Guidelines for Broken Bones
Immobilizing a broken bone with a splint or sling will be the primary goal, so stop wherever the injury occurs so you can administer first aid. Continued movement of an injured limb may make the injury worse. Be ready to give painkillers, too.
- Use a sling for an arm injury. You can make a sling out of a piece of clothing. The goal is to support the arm and minimize movement.
- A splint is often used for a leg injury. Tie a stick or metal pole to the injured limb to immobilize it.
What if Someone Is Unconscious and Still Breathing?
The acronym DRSABCD is important when responding to someone who is breathing but unconscious. Following this acronym will enable you to assist someone while also keeping them safe.
- Danger: Make sure the scene is safe.
- Response: Assess the person to see if they can respond to basic questions.

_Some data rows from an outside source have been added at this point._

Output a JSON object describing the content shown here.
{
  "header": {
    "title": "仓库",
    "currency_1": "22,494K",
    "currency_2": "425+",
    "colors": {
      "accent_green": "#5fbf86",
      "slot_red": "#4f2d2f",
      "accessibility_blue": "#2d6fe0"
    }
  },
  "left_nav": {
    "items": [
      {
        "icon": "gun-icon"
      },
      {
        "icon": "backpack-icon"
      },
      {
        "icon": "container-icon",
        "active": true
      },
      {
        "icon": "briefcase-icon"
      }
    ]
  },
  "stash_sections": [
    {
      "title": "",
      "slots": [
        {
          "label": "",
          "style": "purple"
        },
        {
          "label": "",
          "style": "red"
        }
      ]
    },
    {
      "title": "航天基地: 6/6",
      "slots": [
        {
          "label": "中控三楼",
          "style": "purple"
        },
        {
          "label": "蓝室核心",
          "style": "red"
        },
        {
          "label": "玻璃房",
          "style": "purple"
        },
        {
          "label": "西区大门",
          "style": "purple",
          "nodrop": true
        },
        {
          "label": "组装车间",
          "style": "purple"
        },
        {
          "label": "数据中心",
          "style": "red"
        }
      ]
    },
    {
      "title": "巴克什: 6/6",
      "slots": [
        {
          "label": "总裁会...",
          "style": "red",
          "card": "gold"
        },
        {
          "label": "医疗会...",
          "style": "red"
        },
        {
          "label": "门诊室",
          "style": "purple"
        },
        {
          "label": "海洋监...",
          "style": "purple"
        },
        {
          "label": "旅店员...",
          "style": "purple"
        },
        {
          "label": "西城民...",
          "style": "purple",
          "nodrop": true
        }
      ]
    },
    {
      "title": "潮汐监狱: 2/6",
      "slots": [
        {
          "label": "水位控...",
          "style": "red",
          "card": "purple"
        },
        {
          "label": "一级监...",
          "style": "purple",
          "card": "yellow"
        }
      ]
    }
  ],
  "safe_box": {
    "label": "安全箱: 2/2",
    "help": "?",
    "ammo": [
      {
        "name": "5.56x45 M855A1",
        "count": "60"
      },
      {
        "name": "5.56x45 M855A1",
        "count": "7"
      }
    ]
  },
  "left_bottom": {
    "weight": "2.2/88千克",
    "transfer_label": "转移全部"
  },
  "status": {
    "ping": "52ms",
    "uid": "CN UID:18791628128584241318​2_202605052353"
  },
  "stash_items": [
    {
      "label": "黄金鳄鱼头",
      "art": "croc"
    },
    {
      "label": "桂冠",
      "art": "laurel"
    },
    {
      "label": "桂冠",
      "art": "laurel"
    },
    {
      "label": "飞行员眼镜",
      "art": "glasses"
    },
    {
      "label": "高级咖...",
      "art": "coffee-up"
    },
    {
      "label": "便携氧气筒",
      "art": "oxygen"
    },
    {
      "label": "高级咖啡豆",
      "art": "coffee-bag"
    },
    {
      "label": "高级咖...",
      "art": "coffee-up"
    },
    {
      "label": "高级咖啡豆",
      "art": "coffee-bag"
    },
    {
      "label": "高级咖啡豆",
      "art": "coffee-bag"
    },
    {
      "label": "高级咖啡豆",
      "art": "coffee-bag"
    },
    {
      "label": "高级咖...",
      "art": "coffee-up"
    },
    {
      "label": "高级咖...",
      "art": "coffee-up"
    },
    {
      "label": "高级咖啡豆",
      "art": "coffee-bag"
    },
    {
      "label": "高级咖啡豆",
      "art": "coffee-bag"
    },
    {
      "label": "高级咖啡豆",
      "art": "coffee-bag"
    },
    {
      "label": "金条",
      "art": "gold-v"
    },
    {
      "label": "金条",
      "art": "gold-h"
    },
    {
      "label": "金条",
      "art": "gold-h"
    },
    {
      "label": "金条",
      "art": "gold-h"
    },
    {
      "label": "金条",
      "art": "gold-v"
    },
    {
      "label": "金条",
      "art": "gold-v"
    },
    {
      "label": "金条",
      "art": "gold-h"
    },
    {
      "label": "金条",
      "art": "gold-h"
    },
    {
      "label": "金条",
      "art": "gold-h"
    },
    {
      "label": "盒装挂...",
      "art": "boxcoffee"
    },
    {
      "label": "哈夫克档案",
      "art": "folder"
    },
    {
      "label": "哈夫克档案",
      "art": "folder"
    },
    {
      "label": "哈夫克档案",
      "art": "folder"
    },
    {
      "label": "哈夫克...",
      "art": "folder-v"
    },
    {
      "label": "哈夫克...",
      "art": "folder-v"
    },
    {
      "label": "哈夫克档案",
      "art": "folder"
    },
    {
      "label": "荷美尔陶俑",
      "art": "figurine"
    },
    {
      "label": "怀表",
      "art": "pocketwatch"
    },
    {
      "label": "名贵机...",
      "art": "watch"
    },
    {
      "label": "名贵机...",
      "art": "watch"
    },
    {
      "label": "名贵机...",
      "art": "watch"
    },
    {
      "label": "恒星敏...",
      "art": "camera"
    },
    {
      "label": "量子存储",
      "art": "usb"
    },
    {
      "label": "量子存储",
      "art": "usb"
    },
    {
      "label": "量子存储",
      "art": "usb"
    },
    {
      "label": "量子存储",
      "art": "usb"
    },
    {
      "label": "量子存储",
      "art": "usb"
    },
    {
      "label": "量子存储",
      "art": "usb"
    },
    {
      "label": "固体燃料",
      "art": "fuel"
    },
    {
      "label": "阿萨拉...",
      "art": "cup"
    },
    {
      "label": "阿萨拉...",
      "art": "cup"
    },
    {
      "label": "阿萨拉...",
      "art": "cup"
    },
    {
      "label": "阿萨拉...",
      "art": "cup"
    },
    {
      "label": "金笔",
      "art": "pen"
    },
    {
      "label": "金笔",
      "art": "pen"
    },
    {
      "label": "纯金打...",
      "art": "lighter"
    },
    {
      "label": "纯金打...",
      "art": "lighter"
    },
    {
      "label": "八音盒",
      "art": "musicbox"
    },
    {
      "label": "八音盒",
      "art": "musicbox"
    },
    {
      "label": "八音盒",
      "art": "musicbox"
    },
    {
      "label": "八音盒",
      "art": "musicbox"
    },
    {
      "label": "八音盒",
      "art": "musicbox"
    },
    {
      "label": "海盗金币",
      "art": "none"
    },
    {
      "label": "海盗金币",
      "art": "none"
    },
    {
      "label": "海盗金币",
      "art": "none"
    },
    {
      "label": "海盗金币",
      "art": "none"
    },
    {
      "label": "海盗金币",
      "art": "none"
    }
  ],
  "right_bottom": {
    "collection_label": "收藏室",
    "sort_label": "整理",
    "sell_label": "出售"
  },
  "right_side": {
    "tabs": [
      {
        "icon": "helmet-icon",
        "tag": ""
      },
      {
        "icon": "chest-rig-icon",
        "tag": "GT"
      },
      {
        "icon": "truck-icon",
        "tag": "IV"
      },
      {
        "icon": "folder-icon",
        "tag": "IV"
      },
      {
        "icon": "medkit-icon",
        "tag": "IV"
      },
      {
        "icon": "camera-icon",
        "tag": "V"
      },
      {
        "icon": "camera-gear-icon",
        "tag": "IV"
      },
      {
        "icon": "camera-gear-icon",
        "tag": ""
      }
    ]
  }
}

- Send: Call for emergency help.
- Airway: Open the person's mouth and unblock their airway if necessary.
- Breathing: Look and listen for breathing.
- CPR: Perform 30 chest compressions and two breaths.
- Defibrillation: Use an automated defibrillator if needed.
What if Someone Is Unconscious and Not Breathing?
If someone is unconscious and not breathing, they need CPR immediately. It's still crucial to call for help, though.
- Call for help first, and then start CPR. Continue CPR for as long as you can or until help arrives.
- Follow the DRSABCD acronym, but prioritize CPR and the defibrillator.
Unless you're a snake expert, you probably don't know if a snake is poisonous or not. Always assume that a snake is poisonous, and proceed accordingly if a snake bite happens.
- Follow the DRSABCD procedure. Make sure the snake is gone before moving on to the other steps.
- Check for breathing and start CPR if necessary.
- Keep the victim as quiet as possible to prevent the venom from traveling through the body. Put a bandage over the bite and wrap it snugly to apply pressure.
Heat stroke is a medical emergency. Administer first aid, and transport the victim to a hospital as soon as possible.
- Keep the victim quiet and still as much as possible. Move the person into the shade, loosen tight clothing, and call for emergency services.
- Place ice packs in the armpits and groin; this is where the major blood vessels are.
- Don't try to drop their body temperature too quickly, as this can induce shock.
Hypothermia and Frostbite
Hypothermia involves abnormally low body temperature due to winter elements. Respond quickly if you suspect hypothermia. Frostbite involves the blood moving out of the extremities because of cold. Symptoms include skin turning a white color.
- Shield the victim from the wind and cold as quickly as possible. If clothing is wet, remove it and replace it with dry clothes.
- Do not put the victim in a hot bath. Instead, wrap them in lots of blankets so their body can generate the heat it needs.
- Do not submerge frostbitten extremities in hot water, as this will cause damage. Get emergency help to treat frostbite.
Common Minor Injuries
Being active outdoors can cause a variety of minor injuries like cuts and scrapes. Some injuries may need to be seen by a doctor, but many won't.
- Always clean any area of broken skin. Apply antiseptic ointment and cover the wound.
- Clean the wound periodically, and keep it covered with fresh bandages.
Preventing injuries is the best course of action. Use common sense, don't push your limits, and stay vigilant for signs of danger.
- Always tell someone where you're going before you head off into the outdoors.
- Bring along a mobile phone or satellite phone for communication.
- Don't go into the wilderness alone.
- Pack the gear you'll need to protect yourself from the elements and keep yourself safe.
- Don't take unnecessary risks, and stay aware of your surroundings.